Applying this to the exercise, the coordinates given are \( (-3,1) \) and \( (2,6) \) which indicates two distinct points on the plane. To find the distance between these points, these coordinates help us comprehend how far apart they lie horizontally and vertically. Within the context of this problem, think of these coordinates as the starting and ending points of a journey on this grid, where the distance formula will be the guide to measure the exact path between them.

Substituting values is akin to replacing placeholders with actual data. The distance formula, \( d = \sqrt{(x_2-x_1)^2 + (y_2-y_1)^2} \), contains placeholders \( x_1 \)\( x_2 \)\( y_1 \) and \( y_2 \) that correspond to the coordinates of our points. When we substitute values, we carefully replace these placeholders with the appropriate numbers from our given coordinates.

In the exercise, we have the coordinates \( (-3,1) \) and \( (2,6) \) which are our \( x_1 \)\( y_1 \) and \( x_2 \)\( y_2 \) respectively. The actual substitution looks like this: \( d = \sqrt{(2-(-3))^2 + (6-1)^2} \). This process is crucial because correct substitution prevents errors in the subsequent steps and ensures that the computation accurately reflects the distance between the two points.

Simplifying expressions means to perform all possible arithmetic operations to reduce the expression to its simplest form. It's important because it makes the expression easier to read and understand. Once you have substituted values into the distance formula, the next step is to rationalize and condense the expression further.

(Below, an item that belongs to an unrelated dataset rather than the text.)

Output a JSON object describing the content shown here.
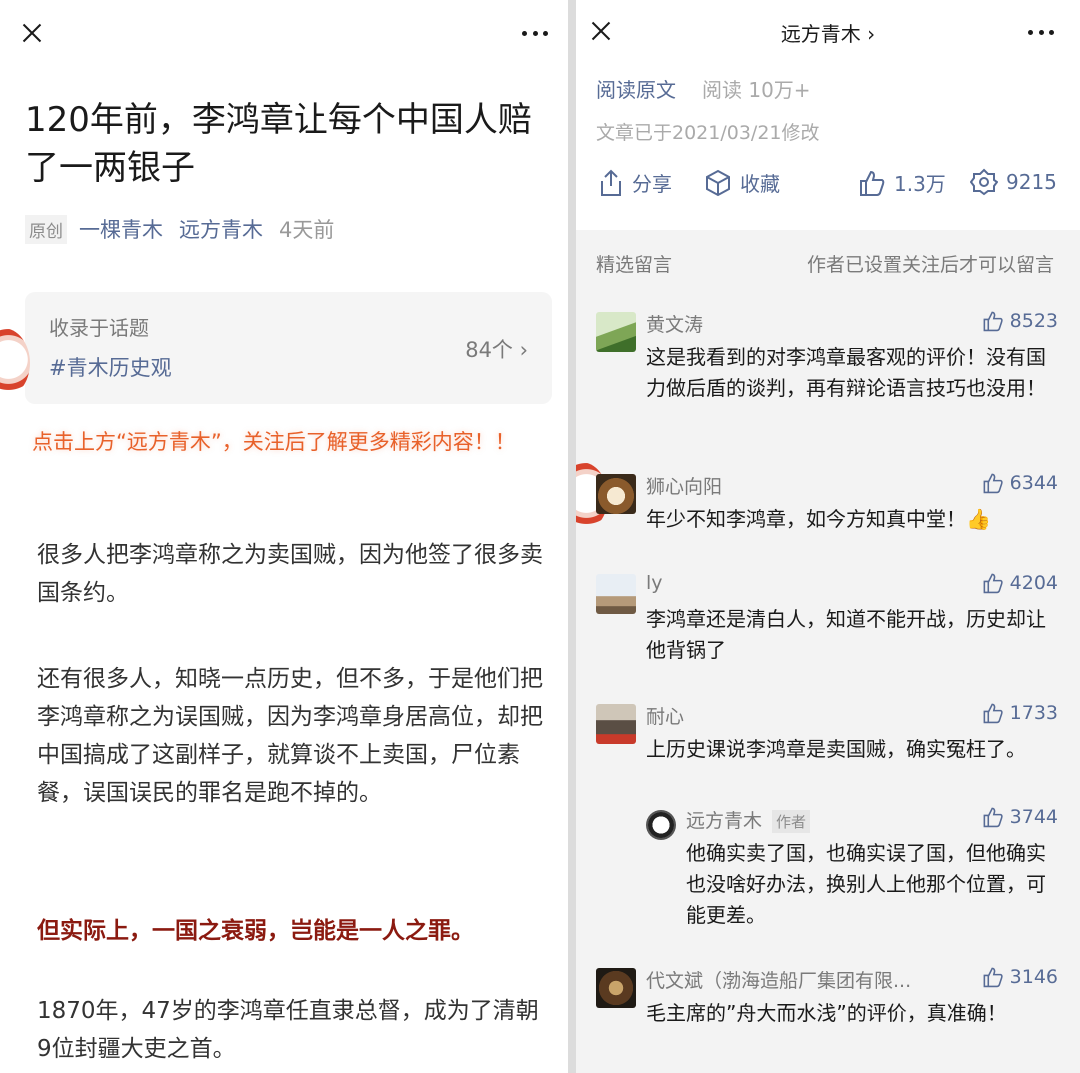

For our exercise's expression \( d = \sqrt{(2-(-3))^2 + (6-1)^2} \), the initial simplification involves carrying out the operations within the parentheses: \( d = \sqrt{(5)^2 + (5)^2} \). Subsequent simplification includes squaring the numbers inside the radical to get \( d = \sqrt{50} \) and then finding the square root of that sum. For students, understanding how to simplify expressions is essential for solving problems efficiently and correctly as it is a foundational skill for all areas of mathematics.